Unraveling Big Data with Dixon Jones from Majestic SEO Ahead of ClickZ Live NY

dixon-jones-majesticseoWith our digital marketing conference, ClickZ Live New York, about to commence in just under a couple of weeks, we’ve reached out to some companies who’ll have representatives speaking or exhibiting for some words of wisdom ahead of the event.

One of the agenda session tracks this year will focus delegates’ minds on all-important “Business Intel” and how marketers can make sense of the glut of insight they have at their fingertips to help them make better decisions about where they focus their time, what works and what levers they can pull to optimize their digital marketing efforts.

In this interview, we turn to Dixon Jones from UK-based analytics firm, Majestic SEO, who are no strangers to providing billions of bits of data that search marketers and digital PR professionals around the world use for competitive analysis, link building and influencer discovery and outreach.

ClickZ: The term “big data” is thrown around a lot in our industry.
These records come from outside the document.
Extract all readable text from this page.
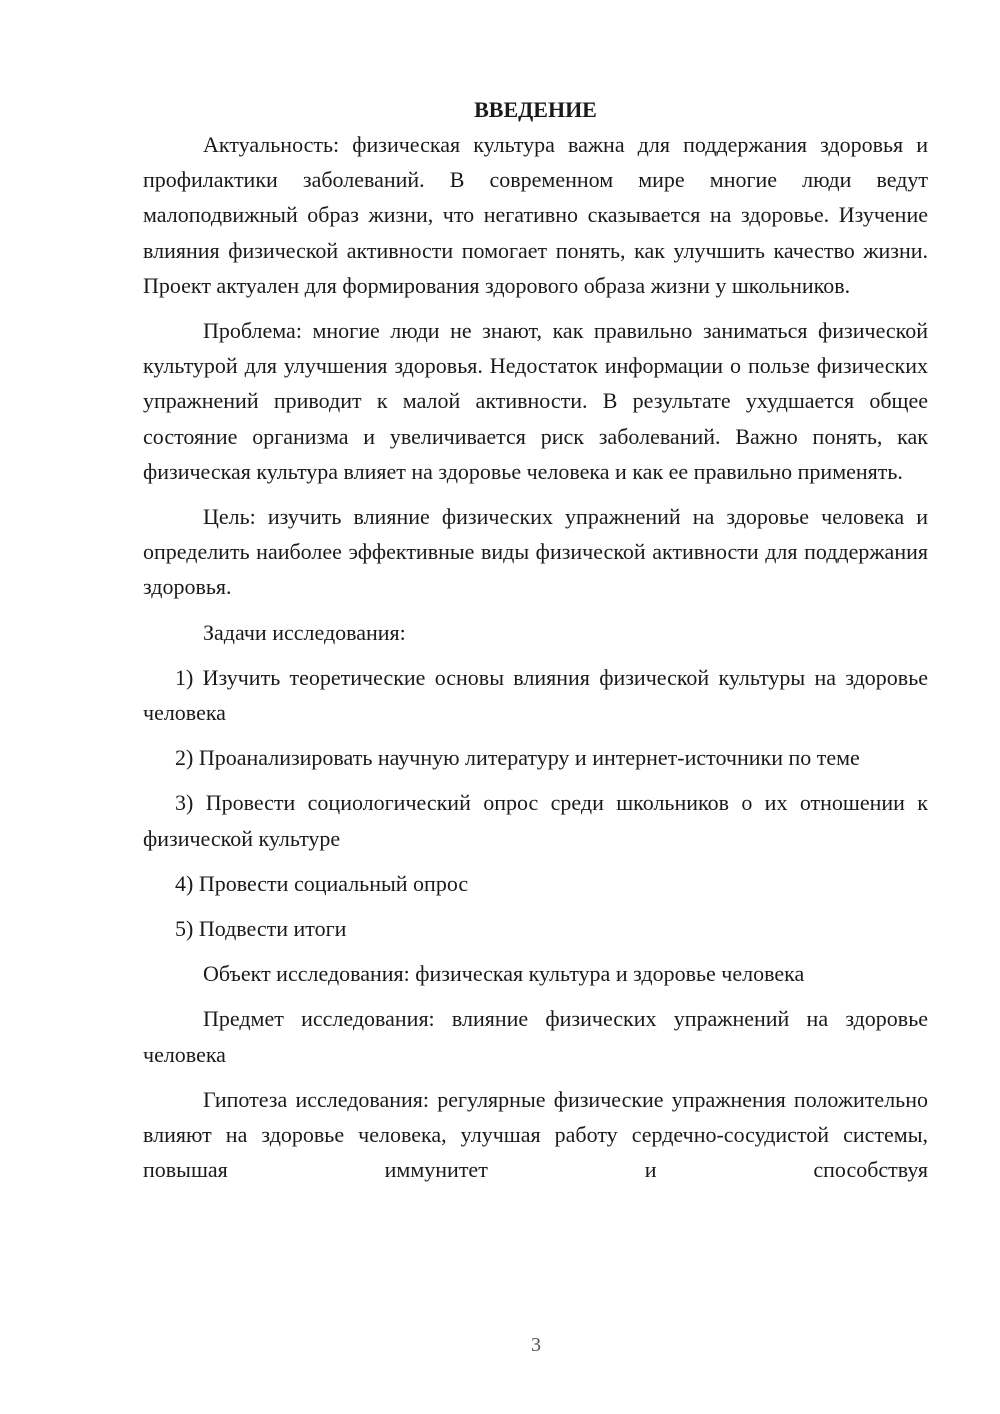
ВВЕДЕНИЕ

Актуальность: физическая культура важна для поддержания здоровья и профилактики заболеваний. В современном мире многие люди ведут малоподвижный образ жизни, что негативно сказывается на здоровье. Изучение влияния физической активности помогает понять, как улучшить качество жизни. Проект актуален для формирования здорового образа жизни у школьников.

Проблема: многие люди не знают, как правильно заниматься физической культурой для улучшения здоровья. Недостаток информации о пользе физических упражнений приводит к малой активности. В результате ухудшается общее состояние организма и увеличивается риск заболеваний. Важно понять, как физическая культура влияет на здоровье человека и как ее правильно применять.

Цель: изучить влияние физических упражнений на здоровье человека и определить наиболее эффективные виды физической активности для поддержания здоровья.

Задачи исследования:

1) Изучить теоретические основы влияния физической культуры на здоровье человека

2) Проанализировать научную литературу и интернет-источники по теме

3) Провести социологический опрос среди школьников о их отношении к физической культуре

4) Провести социальный опрос

5) Подвести итоги

Объект исследования: физическая культура и здоровье человека

Предмет исследования: влияние физических упражнений на здоровье человека

Гипотеза исследования: регулярные физические упражнения положительно влияют на здоровье человека, улучшая работу сердечно-сосудистой системы, повышая иммунитет и способствуя

3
Marketers have always used data to make calls on where to spend money and track results, so why the focus on “big” and why is it important?

Dixon Jones: What has changed is that we are starting to derive meaning from different – unstructured – groups of disparate data.

For example you might know all the Twitter profiles of everyone on the Internet in one data set and a list of how links to those profiles in another data set. From these you can derive how influential each Twitter user is.

If you then work out in a third data source what each person tweets about, then you have a list of the most influential person on any industry (that uses Twitter). Do this again for Facebook profiles and LinkedIn profiles and you start to get a pretty good list of all the influencers in an industry – even though that data set does not exist independently.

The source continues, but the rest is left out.